Well, I don't want to write your paper for you, and I suggest you really think about it yourself before writing anything at all, but here are a few suggestions taken from the main arguments I hear from the creationist folks.
1. Evolution is just a theory, so alternative theories should be taught alongside it.
Evolution is a valid scientific theory. Creationism is not a valid scientific theory. In fact, no alternative explanation rises to the level of scientific theory. This does not mean evolution is right, or that no alternative and valid theory exists, it just means that evolution is the best scientific theory we have to teach right now. The standards for this aren't arbitrary, they are based on several requirements that evolution meets, and creationism does not.
2. Not teaching creationism is anti-religion
Science class is not the place for religious beliefs. Most schools have comparitive religion courses of some kind. If not, that could be introduced. But science class is not the place to push religious views, especially one particular religious creation myth.
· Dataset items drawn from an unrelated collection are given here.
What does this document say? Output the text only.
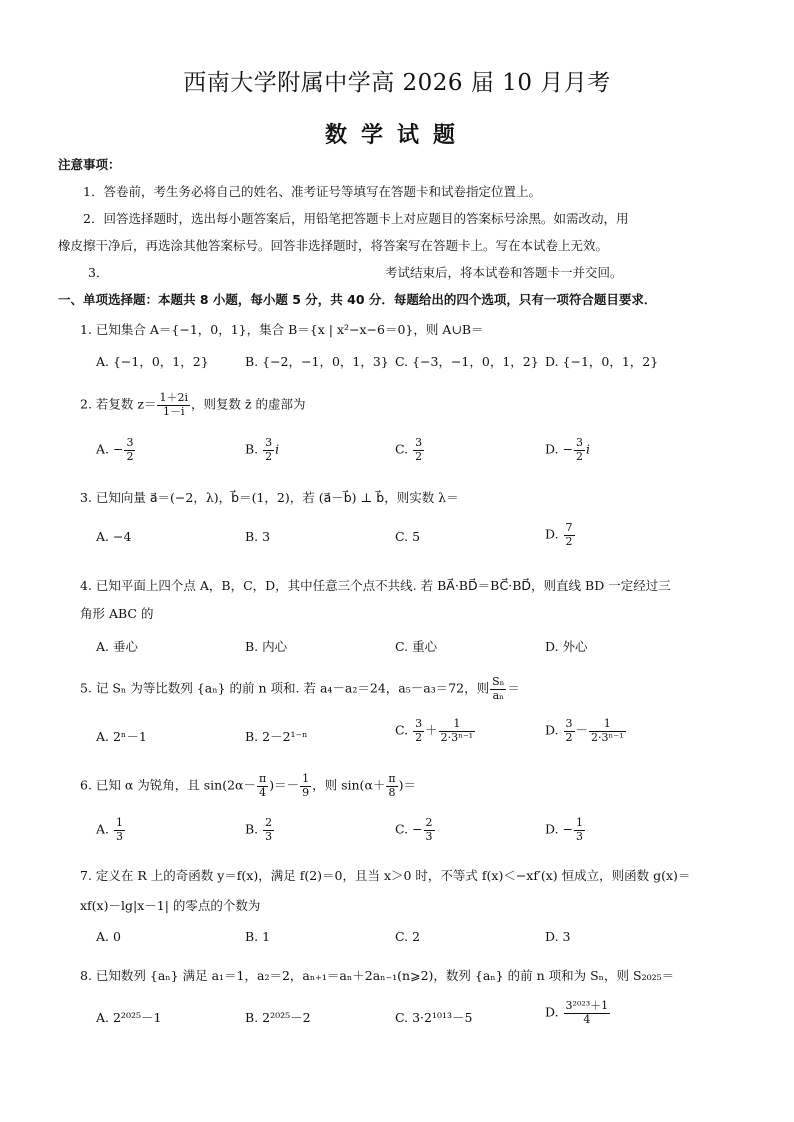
西南大学附属中学高 2026 届 10 月月考
数学试题
注意事项：
1．答卷前，考生务必将自己的姓名、准考证号等填写在答题卡和试卷指定位置上。
2．回答选择题时，选出每小题答案后，用铅笔把答题卡上对应题目的答案标号涂黑。如需改动，用
橡皮擦干净后，再选涂其他答案标号。回答非选择题时，将答案写在答题卡上。写在本试卷上无效。
3．	考试结束后，将本试卷和答题卡一并交回。
一、单项选择题：本题共 8 小题，每小题 5 分，共 40 分．每题给出的四个选项，只有一项符合题目要求．
1. 已知集合 A＝{−1，0，1}，集合 B＝{x | x²−x−6＝0}，则 A∪B＝
A. {−1，0，1，2}	B. {−2，−1，0，1，3} C. {−3，−1，0，1，2} D. {−1，0，1，2}
2. 若复数 $z= \frac{1+2i}{1-i}$ ，则复数 z̄ 的虚部为
A. − $\frac{3}{2}$	B. $\frac{3}{2}$ i	C. $\frac{3}{2}$	D. − $\frac{3}{2}$ i
3. 已知向量 a⃗＝(−2，λ)，b⃗＝(1，2)，若 (a⃗－b⃗) ⊥ b⃗，则实数 λ＝
A. −4	B. 3	C. 5	D. $\frac{7}{2}$
4. 已知平面上四个点 A，B，C，D，其中任意三个点不共线. 若 BA⃗·BD⃗＝BC⃗·BD⃗，则直线 BD 一定经过三
角形 ABC 的
A. 垂心	B. 内心	C. 重心	D. 外心
5. 记 Sₙ 为等比数列 {aₙ} 的前 n 项和. 若 a₄－a₂＝24，a₅－a₃＝72，则 $\frac{\text{Sₙ}}{\text{aₙ}}$ ＝
A. 2ⁿ－1	B. 2－2¹⁻ⁿ	C. $\frac{3}{2} + \frac{1}{\text{2·3ⁿ⁻¹}}$	D. $\frac{3}{2} - \frac{1}{\text{2·3ⁿ⁻¹}}$
6. 已知 α 为锐角，且 $\sin(2\alpha- \frac{\pi}{4}$ )＝－ $\frac{1}{9}$ ，则 $\sin(\alpha+ \frac{\pi}{8}$ )＝
A. $\frac{1}{3}$	B. $\frac{2}{3}$	C. − $\frac{2}{3}$	D. − $\frac{1}{3}$
7. 定义在 R 上的奇函数 y＝f(x)，满足 f(2)＝0，且当 x＞0 时，不等式 f(x)＜−xf′(x) 恒成立，则函数 g(x)＝
xf(x)－lg|x－1| 的零点的个数为
A. 0	B. 1	C. 2	D. 3
8. 已知数列 {aₙ} 满足 a₁＝1，a₂＝2，aₙ₊₁＝aₙ＋2aₙ₋₁(n⩾2)，数列 {aₙ} 的前 n 项和为 Sₙ，则 S₂₀₂₅＝
A. 2²⁰²⁵－1	B. 2²⁰²⁵－2	C. 3·2¹⁰¹³－5	D. $\frac{\text{3²⁰²³＋1}}{4}$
3. Intelligent design is different from creationism, it's a valid scientific theory backed up by scientific reasoning
Calling something by a different name does not make it something different. While it is true that ID has somewhat more reasoning behind it than creationism, it's still too much hand waving to be science. The concept of "some sort of intelligent beign designed life" is not supported by any evidence, other than rather specious reasoning that anything else doesn't make sense. However, the only theory that is attacked is evolution, and even if the attacks are scientificly valid, evolution being wrong would not make ID right. In science, you can't prove something merely by disproving something else, unless you manage to also prove that the two are mutally exclusive and one of them must be true. In other words, you can't put forward two competing theories, attack one, and claim the other must be true.